Pittsburgh ‘brain gain’

Billy Epting, 27, chose a graduate program and research position at Carnegie Mellon University over offers from two other prestigious schools in the nation. (Photo by Ohad Cadji)
Billy Epting, 27, chose a graduate program and research position at Carnegie Mellon University over offers from two other prestigious schools in the nation. (Photo by Ohad Cadji)
Pittsburgh has been growing its Millennial population over the last 15 years, and there aren’t just more young adults, they’re more educated.
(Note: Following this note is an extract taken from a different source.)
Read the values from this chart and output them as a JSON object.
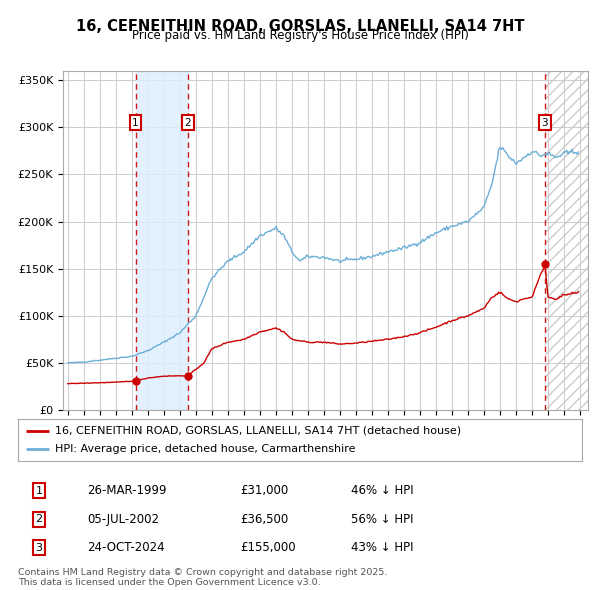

The city has the second-highest “brain gain” among America’s largest 51 metros. Boston was the only city to outpace Pittsburgh in the increase of residents with a bachelor’s degree or more between 2000 and 2013, according to an analysis by the Praxis Strategy Group.
Pittsburgh is one of three regions where more than 20 percent of young workers have earned advanced degrees, according to PittsburghTODAY’s 2012 Young Adult Report.
Big tech companies are following the talent. Companies who have opened up shop in Pittsburgh include Apple, Google, Intel, Microsoft, Uber and Walt Disney, many of which collaborate with universities on private development projects.
Cleveland State University research fellow Jim Russell analyzed the link between the growing number of educated Millennials in Pittsburgh and the surge in its education and knowledge creation sector, also referred to as the ‘eds and meds.’
In fact, to hear some Pittsburgh leaders talk, you’d think the only Millennials here are part of the ‘eds and meds’ sector. But those aren’t the only jobs available.
“Research development expenditures at universities — that’s something that Pittsburgh thrives at,” Russell said. “It’s the education and knowledge creation industries that are driving the educational attainment rise …That’s the engine that’s causing the demographic transformation.”
Billy Epting is one of these high achievers.
As a mechanical engineering graduate of the University of Pittsburgh, his choices for a graduate program were wide open.
He got three acceptance letters: one to Stanford (often ranked the country’s No. 1 MechE program), another to Johns Hopkins (can we say ‘name recognition?’) and the third, right in Pitt’s backyard, to Carnegie Mellon.
Epting, 27, chose CMU because he would be working in a lab under one of the top professors in the field.
“I think it does speak to the competitiveness of Pittsburgh’s higher education and research scene that I was able to find a good opportunity here,” he said.